The way to lifelong learning

22nd November 1996 at 00:00
LIFELONG LEARNING By Norman Longworth and W K Davies Pounds 18.99 Kogan Page. When planning for a year, sow corn, when planning for a decade, plant trees, when planning for a lifetime, train and educate".

This is just one of a number of thought-provoking quotations that can be found in Lifelong Learning, an excellent book in which the authors Norman Longworth and W Keith Davies define lifelong learning and describe its far-reaching implications for every organisation, nation and individual throughout the world.

The authors have attempted to communicate the "why", "where", "what", "who", "when" and "how" to recognise and develop lifelong learning.

This is a timely publication as it coincides with a number of consultation papers on lifelong learning from the Government and the Labour party.

Lifelong learning concepts, ideas and practices are developing rapidly throughout the world. This book looks at lifelong learning in the context of the major global changes, ranging from the impact of new learning technologies and the changing patterns of employment and society.

The book very effectively develops all the issues that influence the development of a culture of lifelong learning.

In particular, it stresses the need for central government policies to be long term and for those policies and strategies to encourage lifelong learning. Governments need to take radical action by providing incentives for people in work to return to study and by helping with investment in the newer technologies which are changing the shape of education and training. Emphasising the speed of change, the authors say: "Learning accelerates - it is dynamic and is a geometric, not an arithmetic, progression."

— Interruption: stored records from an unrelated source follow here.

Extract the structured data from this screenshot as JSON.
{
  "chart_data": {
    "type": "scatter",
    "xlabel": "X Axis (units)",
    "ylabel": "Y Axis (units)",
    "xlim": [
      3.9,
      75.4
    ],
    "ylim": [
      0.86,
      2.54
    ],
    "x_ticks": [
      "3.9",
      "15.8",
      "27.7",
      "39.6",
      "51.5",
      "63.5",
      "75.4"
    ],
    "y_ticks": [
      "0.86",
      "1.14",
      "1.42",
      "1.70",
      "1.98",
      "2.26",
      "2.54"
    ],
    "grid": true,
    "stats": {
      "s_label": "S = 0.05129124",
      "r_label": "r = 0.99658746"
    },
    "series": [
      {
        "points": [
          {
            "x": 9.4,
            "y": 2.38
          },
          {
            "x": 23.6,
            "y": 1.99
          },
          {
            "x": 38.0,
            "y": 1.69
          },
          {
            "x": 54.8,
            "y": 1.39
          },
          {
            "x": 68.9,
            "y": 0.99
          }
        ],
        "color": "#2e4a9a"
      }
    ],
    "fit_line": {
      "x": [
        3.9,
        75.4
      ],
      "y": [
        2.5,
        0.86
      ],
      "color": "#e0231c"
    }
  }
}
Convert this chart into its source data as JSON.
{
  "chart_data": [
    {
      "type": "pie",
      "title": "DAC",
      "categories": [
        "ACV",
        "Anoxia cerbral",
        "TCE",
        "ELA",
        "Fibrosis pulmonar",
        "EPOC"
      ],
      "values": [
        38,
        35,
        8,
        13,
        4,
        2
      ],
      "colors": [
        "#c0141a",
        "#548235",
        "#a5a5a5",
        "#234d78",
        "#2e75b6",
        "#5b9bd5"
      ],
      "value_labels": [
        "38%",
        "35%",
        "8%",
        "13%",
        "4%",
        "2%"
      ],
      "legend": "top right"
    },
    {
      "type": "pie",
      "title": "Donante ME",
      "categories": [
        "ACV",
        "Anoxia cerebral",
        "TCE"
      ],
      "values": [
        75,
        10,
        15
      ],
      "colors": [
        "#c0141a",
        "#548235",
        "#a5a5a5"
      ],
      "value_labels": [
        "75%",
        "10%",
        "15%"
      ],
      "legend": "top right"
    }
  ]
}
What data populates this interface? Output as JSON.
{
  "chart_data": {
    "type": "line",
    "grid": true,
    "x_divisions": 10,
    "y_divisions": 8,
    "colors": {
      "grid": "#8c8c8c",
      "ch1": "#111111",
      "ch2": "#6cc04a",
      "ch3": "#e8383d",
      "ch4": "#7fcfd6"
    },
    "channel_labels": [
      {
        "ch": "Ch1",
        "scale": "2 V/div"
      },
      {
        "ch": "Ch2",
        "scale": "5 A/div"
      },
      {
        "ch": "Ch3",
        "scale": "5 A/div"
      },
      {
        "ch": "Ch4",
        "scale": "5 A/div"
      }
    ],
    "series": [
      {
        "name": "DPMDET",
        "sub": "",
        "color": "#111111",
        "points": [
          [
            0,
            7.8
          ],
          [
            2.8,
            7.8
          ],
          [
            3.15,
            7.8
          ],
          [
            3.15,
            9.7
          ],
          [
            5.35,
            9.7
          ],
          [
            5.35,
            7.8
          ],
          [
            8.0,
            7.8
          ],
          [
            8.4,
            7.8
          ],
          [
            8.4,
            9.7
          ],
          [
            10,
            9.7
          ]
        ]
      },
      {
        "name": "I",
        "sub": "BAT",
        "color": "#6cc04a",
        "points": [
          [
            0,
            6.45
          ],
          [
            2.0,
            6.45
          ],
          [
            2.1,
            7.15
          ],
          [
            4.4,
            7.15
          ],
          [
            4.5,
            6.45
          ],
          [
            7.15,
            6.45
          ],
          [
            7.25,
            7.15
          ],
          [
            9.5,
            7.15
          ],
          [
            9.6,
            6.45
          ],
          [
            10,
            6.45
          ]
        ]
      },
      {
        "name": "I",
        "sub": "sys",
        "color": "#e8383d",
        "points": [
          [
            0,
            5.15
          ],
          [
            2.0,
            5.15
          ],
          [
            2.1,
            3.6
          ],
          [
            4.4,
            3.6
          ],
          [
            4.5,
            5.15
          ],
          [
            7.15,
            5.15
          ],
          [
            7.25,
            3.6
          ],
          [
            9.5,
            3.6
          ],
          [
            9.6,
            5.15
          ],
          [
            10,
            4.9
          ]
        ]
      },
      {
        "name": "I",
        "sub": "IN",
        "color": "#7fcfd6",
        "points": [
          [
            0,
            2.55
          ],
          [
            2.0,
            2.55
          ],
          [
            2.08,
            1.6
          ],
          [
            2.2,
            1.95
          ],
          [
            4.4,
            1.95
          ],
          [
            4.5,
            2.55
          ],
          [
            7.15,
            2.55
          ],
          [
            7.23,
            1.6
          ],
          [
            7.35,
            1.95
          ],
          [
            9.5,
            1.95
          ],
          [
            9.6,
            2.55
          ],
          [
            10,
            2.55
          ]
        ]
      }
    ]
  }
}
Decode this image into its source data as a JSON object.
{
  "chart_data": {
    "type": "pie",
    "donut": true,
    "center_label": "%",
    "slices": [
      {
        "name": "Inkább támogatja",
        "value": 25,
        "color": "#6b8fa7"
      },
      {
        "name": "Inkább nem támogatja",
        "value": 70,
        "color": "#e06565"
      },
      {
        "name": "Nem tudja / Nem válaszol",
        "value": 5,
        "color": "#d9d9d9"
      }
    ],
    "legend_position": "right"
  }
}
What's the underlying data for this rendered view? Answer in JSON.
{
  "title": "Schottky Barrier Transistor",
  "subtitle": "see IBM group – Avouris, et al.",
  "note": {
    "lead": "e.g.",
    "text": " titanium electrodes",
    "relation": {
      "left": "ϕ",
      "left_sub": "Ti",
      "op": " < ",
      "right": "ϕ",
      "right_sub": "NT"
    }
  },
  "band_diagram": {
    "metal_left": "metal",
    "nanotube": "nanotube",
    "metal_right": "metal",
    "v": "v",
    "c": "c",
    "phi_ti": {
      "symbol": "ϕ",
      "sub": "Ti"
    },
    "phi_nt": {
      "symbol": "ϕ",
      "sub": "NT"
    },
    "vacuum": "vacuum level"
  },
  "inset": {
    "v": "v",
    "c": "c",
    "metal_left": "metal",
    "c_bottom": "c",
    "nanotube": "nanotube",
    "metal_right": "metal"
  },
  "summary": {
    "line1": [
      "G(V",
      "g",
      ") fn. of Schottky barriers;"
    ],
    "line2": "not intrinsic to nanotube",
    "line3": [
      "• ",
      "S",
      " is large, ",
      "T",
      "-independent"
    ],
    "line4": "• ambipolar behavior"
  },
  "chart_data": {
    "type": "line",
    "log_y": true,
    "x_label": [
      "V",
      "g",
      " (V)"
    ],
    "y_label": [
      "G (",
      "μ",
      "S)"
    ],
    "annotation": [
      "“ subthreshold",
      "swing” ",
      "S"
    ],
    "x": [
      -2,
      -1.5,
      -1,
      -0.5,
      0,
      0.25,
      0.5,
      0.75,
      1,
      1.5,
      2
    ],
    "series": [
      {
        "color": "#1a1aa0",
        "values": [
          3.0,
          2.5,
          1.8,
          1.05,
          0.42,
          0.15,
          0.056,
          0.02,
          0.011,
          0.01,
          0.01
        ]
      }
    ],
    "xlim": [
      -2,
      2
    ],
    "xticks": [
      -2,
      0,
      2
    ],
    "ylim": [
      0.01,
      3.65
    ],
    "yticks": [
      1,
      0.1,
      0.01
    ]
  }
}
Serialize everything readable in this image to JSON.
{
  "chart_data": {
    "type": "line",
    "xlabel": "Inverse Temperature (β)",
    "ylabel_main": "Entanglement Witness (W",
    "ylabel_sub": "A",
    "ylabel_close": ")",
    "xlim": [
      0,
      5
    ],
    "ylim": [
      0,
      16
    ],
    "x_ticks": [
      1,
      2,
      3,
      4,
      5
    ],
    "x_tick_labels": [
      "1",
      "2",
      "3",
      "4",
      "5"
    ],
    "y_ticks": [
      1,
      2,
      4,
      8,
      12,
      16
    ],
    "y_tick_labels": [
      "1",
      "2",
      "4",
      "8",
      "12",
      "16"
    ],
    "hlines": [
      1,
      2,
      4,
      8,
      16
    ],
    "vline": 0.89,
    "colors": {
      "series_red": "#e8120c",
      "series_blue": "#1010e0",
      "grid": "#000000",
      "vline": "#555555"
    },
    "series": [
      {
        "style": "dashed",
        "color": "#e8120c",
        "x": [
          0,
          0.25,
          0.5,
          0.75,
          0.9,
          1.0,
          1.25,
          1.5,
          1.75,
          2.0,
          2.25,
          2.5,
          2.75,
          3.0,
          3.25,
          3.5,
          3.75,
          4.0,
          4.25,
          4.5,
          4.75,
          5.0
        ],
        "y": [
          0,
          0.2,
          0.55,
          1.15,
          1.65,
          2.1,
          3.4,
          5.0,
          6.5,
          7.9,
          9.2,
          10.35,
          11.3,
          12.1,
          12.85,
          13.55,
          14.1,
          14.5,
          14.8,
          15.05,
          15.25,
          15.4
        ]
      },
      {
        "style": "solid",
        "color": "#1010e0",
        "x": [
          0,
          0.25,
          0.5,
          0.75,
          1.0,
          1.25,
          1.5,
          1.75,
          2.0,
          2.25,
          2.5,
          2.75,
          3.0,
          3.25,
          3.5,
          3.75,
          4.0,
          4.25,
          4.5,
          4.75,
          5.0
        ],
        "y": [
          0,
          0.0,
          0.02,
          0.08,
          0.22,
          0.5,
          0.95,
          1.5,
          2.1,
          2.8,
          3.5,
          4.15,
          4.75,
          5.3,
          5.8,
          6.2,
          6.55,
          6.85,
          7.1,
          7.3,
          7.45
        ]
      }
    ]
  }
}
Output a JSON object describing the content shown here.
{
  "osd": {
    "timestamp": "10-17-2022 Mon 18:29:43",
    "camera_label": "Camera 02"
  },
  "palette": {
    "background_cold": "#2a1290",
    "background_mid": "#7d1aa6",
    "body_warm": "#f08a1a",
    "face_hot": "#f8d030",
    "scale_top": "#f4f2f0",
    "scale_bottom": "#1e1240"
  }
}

High unemployment must now be considered as structural and not cyclical, and, again, a learning society and learning organisations must offer opportunities for all, whether they be in work or not.

The authors make the point that the "tiger economies" have already made a commitment and have started developing a culture of lifelong learning.

The book provides a wealth of ideas on how to implement lifelong learning. The importance of schools and universities and employers is stressed. There are excellent case histories - the work of the Rover company for example - to show how major companies are responding to the challenges of global competition.

One very satisfactory feature of the book is the number of suggestions and ideas for organisationsto consider in defining, developing and implementing lifelong learning.

Lifelong Learning is extremely readable and timely, and presents an abundance of ideas, knowledge and suggestions for learning organisations and the general reader. My only criticism is the lack of reference to colleges of further education; they do not even elicit a reference in the contents section.

The further education sector is the most comprehensive of the educational sectors, working very closely with its community and the employers.

For me this singular lack of recognition detracts from what is otherwise an invaluable publication. It yet again highlights the almost total lack of understanding and appreciation of institutions already well down the road to developing lifelong learning systems. Nevertheless, I still highly recommend this book.